2 II. Because Plaintiff is proceeding in forma pauperis, the Court must review the complaint under 28 U.S.C. § 1915(e). McGore v. Wrigglesworth, 114 F.3d 601, 608–09 (6th Cir. 1997), overruled on other grounds by Jones v. Bock, 549 U.S. 199 (2007). On review, a district court must dismiss a case at any time if it determines that the action is frivolous or malicious, fails to

state a claim upon which relief may be granted, or seeks monetary relief from a defendant who is immune from such relief. 28 U.S.C. § 1915(e)(2)(B). Although courts are to hold pro se pleadings “to less stringent standards than formal pleadings drafted by lawyers,” Haines v. Kerner, 404 U.S. 519 (1972), this duty to be less stringent “does not require [the Court] to conjure up unpled allegations,” McDonald v. Hall, 610 F.2d 16, 19 (1st Cir. 1979), or to create a claim for a plaintiff. Clark v. Nat’l Travelers Life Ins. Co., 518 F.2d 1167, 1169 (6th Cir. 1975).

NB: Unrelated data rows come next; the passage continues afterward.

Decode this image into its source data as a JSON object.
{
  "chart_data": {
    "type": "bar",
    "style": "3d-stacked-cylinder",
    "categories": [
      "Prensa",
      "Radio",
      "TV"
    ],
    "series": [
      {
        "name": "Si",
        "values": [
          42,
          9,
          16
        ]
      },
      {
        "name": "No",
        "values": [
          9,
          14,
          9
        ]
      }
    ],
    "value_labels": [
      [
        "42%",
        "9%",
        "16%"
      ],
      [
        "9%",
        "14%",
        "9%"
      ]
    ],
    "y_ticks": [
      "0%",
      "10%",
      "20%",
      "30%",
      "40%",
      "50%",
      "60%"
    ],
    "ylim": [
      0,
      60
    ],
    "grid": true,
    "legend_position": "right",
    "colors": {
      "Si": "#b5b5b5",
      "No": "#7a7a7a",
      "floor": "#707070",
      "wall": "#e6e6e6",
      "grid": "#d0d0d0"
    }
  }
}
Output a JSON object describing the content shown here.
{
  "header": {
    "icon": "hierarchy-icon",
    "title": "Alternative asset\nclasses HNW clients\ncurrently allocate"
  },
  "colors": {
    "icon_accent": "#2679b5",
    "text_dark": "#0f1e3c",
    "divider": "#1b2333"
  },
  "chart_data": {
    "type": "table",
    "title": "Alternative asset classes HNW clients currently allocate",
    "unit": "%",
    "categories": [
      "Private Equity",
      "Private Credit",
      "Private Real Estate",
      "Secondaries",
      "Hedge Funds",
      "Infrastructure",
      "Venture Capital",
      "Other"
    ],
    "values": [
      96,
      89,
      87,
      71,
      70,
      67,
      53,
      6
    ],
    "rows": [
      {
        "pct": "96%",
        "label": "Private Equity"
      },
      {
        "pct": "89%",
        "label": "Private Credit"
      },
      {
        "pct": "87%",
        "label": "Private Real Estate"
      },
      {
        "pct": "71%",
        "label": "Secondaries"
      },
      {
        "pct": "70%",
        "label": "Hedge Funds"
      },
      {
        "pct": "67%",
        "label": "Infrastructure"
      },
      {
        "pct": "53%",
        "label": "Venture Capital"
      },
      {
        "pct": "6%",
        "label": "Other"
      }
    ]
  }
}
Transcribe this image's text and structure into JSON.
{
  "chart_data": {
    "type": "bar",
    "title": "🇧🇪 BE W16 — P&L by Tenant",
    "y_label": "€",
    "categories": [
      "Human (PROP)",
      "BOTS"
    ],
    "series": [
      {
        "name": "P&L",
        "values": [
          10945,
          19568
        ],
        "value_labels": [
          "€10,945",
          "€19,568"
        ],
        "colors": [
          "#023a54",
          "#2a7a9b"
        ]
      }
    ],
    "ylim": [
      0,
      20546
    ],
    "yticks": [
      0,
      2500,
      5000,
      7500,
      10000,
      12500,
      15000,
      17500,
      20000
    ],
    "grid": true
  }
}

To command otherwise would require courts “to explore exhaustively all potential claims of a pro se plaintiff, [and] would also transform the district court from its legitimate advisory role to the improper role of an advocate seeking out the strongest

arguments and most successful strategies for a party.” Beaudett v. City of Hampton, 775 F.2d 1274, 1278 (4th Cir. 1985). In order to survive dismissal for failure to state a claim, “a complaint must contain sufficient factual matter, accepted as true, to ‘state a claim to relief that is plausible on its face.’” Ashcroft v. Iqbal, 556 U.S. 662, 678 (2009) (quoting Bell Atl. Corp. v. Twombly, 550 U.S. 544, 570 (2007)). “A claim has facial plausibility when the plaintiff pleads factual content that allows the court to draw the reasonable inference that the defendant is liable for the misconduct alleged.” Id. (citing Twombly, 550 U.S. at 556). “[A] district court must (1) view the complaint in the light most favorable to the plaintiff and (2) take all well-pleaded factual allegations as true.” Tackett v. 3 M & G Polymers, USA, LLC, 561 F.3d 478, 488 (6th Cir. 2009) (citing Gunasekera v. Irwin, 551 F.3d 461, 466 (6th Cir. 2009) (citations omitted)). “A pleading that offers ‘labels and conclusions’ or ‘a formulaic recitation of the elements of a cause of action will not do.’ Nor does a complaint suffice if it tenders ‘naked assertion[s]’ devoid of ‘further factual enhancement.’” Iqbal, 556 U.S. at 678 (quoting Twombly, 550 U.S. at 555, 557).

III. A. 18 U.S.C. § 242 Plaintiff alleges a violation of 18 U.S.C. § 242 which is a criminal statute that does not give rise to any private civil cause of action. See Alexander v. Sandoval, 532 U.S. 275, 286 (2001) (“Like substantive federal law itself, private rights of action to enforce federal law must be created by Congress.”).